24.03.2026

Trends der INTERNORGA 2026

Überblick für Gastronomen und Hoteliers

Internorga 2026

Die wichtigsten Trends der INTERNORGA 2026 lassen sich grob in vier Cluster einteilen: Food-Konzepte, Getränkekultur, Digitalisierung und Nachhaltigkeit.

Food & neue Zutaten

  • Mikroalgen (v. a. frische Spirulina) als funktionale Zutat in Snacks, Bowls, Drinks und Backwaren; prämiert mit dem Zukunftspreis 2026.
  • Pilze als eigenständige Produktkategorie (Fleischersatz, Umami-Booster, Fermentation).
  • Internationale und „Streetfoodige“ Geschmacksprofile: Geflügel mit asiatischen Aromen, Snacks und Backwaren mit globalen Einflüssen.
  • One‑Hand- und To‑go‑Food für die Smartphone-Generation bleibt wichtig (Snackability, Convenience).
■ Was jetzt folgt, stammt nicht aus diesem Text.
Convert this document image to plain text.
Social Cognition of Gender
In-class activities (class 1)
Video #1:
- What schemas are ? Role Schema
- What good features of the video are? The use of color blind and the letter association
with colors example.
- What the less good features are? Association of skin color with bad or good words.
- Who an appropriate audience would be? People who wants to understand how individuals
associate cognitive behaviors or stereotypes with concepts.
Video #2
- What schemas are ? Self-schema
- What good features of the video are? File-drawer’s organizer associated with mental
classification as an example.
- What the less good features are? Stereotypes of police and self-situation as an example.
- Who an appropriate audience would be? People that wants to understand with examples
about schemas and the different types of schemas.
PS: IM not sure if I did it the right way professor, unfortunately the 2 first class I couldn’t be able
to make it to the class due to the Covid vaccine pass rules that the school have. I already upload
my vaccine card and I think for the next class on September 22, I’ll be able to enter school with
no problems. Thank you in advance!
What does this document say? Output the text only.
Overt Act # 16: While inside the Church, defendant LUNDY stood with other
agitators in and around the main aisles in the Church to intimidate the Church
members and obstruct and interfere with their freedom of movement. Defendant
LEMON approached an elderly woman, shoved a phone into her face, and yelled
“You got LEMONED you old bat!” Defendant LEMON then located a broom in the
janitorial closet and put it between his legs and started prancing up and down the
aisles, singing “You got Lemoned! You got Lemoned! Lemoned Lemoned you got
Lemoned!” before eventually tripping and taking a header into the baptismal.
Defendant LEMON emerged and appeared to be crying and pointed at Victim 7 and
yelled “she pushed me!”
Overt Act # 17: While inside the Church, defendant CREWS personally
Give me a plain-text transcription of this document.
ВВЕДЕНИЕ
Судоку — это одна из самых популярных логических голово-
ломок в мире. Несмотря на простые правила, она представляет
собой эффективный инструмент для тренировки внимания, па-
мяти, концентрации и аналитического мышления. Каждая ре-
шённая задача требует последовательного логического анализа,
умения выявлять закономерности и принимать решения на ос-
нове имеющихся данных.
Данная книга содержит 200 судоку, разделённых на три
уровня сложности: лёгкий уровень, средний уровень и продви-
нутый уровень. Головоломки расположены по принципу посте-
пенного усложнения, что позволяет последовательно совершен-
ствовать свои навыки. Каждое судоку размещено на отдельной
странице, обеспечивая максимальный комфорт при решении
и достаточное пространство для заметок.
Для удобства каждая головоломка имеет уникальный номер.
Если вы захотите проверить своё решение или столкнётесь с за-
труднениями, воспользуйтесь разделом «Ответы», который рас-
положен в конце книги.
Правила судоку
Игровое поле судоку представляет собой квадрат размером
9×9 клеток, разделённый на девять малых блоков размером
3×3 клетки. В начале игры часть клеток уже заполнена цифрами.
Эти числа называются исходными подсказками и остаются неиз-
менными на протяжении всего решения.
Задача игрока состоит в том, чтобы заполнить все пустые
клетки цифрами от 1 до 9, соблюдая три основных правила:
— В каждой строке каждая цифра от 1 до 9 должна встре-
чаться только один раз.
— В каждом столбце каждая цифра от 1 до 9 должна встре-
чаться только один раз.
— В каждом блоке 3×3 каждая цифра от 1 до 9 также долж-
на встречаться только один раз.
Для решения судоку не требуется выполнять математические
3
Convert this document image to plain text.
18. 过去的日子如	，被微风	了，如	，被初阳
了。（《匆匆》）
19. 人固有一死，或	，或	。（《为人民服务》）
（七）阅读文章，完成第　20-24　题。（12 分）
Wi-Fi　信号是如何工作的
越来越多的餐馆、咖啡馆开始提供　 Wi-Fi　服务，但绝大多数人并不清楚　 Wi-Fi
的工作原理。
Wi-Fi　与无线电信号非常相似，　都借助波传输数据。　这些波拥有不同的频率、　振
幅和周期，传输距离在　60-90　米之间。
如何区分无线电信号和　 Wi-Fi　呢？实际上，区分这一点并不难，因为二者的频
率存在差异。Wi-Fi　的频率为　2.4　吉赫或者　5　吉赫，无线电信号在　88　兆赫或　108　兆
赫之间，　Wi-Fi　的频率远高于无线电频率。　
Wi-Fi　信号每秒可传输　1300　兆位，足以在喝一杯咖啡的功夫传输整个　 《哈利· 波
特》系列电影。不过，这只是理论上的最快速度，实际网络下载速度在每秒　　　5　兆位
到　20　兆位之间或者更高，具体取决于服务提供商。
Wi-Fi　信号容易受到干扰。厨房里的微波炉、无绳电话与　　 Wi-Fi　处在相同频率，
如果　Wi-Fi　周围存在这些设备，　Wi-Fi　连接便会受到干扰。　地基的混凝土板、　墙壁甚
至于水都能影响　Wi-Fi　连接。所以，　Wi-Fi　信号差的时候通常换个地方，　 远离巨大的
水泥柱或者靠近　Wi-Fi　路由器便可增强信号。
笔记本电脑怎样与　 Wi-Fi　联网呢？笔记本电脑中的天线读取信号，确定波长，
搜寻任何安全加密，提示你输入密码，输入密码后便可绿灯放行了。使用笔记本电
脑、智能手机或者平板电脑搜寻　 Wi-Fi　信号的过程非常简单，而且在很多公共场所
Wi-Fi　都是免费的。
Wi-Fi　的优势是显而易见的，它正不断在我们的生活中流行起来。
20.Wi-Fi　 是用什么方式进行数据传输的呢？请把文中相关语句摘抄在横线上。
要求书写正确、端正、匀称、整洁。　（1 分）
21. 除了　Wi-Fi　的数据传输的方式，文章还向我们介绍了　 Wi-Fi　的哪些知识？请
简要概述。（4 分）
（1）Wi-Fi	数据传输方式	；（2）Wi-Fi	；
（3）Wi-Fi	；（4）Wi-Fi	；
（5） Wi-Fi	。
Getränke & neue Getränkekultur

  • Mocktails, Low‑ABV‑Drinks ((Low Alcohol by Volume) und funktionale Getränke (Energy, Focus, Wellness) als zentrale Säule der Getränkekarte.
  • Tee- und Kaffeekultur werden „neu gedacht“: von Matcha und Bubble Tea über Cold Brew bis zu Tee‑Tonics, dazu Specialty Coffee mit Fokus auf Extraktion, Aroma und Technik.
  • Hersteller zeigten neue Getränkekonzepte entlang Lifestyle, bewusster Konsum und Inszenierung im Gastraum.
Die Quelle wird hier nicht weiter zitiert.